The product \({\rm{z}}*{\rm{p}}\) gives the result as zero. Therefore z and p are orthogonal to each other.

Multiply each column of U with zby using the following MATLAB commands:

\(\begin{array}{l} > > {\rm{z}}*{\rm{U}}\left( {;1} \right)\\ > > {\rm{z}}*{\rm{U}}\left( {;2} \right)\\ > > {\rm{z}}*{\rm{U}}\left( {;3} \right)\\ > > {\rm{z}}*{\rm{U}}\left( {;4} \right)\end{array}\)

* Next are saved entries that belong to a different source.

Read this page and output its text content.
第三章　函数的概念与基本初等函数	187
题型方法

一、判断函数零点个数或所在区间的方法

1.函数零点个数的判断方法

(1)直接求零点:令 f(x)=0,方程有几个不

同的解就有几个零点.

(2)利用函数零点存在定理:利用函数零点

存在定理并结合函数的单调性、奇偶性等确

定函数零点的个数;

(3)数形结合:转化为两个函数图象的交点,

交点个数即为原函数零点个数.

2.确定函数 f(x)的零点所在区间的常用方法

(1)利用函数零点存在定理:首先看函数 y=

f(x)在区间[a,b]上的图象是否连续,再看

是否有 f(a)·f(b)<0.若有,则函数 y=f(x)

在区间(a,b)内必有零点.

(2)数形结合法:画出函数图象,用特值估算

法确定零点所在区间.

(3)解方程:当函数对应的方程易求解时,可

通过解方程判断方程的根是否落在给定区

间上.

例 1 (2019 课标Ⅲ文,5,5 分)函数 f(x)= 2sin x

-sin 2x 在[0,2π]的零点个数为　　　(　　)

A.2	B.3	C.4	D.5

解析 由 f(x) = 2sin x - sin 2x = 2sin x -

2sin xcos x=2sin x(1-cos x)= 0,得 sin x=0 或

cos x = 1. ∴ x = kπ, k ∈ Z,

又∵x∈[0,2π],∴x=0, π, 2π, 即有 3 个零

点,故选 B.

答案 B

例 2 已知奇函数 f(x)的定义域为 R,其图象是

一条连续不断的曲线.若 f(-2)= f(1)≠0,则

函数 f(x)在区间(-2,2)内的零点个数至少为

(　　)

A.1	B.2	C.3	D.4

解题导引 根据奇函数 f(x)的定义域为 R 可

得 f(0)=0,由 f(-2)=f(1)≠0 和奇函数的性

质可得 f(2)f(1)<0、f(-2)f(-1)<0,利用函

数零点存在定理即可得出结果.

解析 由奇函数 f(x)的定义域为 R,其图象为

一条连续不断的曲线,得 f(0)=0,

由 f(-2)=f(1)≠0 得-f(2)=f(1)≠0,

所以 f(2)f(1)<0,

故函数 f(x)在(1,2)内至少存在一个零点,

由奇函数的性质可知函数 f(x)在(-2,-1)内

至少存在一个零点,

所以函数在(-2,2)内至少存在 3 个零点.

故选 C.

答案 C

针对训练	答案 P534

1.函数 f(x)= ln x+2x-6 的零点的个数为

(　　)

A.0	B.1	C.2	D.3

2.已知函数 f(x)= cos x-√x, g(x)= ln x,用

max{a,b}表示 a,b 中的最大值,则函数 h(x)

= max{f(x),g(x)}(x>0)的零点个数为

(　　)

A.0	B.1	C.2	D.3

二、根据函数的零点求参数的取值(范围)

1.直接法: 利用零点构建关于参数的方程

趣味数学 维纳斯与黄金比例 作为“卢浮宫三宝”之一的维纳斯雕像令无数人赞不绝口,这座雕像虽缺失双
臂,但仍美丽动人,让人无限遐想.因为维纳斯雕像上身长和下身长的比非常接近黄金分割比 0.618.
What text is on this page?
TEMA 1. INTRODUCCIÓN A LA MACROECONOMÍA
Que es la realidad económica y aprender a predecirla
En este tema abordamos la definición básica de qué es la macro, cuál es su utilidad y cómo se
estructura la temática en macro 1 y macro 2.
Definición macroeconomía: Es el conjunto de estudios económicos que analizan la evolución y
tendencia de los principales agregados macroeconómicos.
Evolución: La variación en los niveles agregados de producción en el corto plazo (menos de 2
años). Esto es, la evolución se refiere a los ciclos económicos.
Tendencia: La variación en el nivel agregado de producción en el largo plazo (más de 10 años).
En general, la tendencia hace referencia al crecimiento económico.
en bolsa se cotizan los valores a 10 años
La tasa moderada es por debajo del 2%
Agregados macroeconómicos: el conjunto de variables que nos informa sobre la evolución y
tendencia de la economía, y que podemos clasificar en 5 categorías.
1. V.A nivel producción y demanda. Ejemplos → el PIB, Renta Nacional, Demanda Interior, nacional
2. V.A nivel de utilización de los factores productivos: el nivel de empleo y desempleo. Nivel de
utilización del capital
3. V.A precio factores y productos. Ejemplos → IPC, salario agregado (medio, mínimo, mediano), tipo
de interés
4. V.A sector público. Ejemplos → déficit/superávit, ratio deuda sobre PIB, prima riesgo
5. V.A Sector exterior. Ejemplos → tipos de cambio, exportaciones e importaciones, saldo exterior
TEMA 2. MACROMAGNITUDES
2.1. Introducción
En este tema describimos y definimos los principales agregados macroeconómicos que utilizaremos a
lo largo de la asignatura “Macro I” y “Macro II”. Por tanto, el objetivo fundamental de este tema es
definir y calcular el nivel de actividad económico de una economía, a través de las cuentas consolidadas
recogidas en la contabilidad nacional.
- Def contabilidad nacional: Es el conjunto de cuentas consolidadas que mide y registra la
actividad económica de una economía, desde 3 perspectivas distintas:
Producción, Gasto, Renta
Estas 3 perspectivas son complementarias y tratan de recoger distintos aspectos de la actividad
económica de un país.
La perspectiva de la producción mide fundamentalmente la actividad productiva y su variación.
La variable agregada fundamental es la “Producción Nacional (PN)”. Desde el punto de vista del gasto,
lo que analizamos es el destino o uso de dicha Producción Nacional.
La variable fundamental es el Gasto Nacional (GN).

The result of all the products is zero. Therefore z is orthogonal to each column of U.

As it is proved in step 3, that zis orthogonal to each column of A. Therefore z must be orthogonal to every vector in the column space of A.

Thus, z is in the column space of A.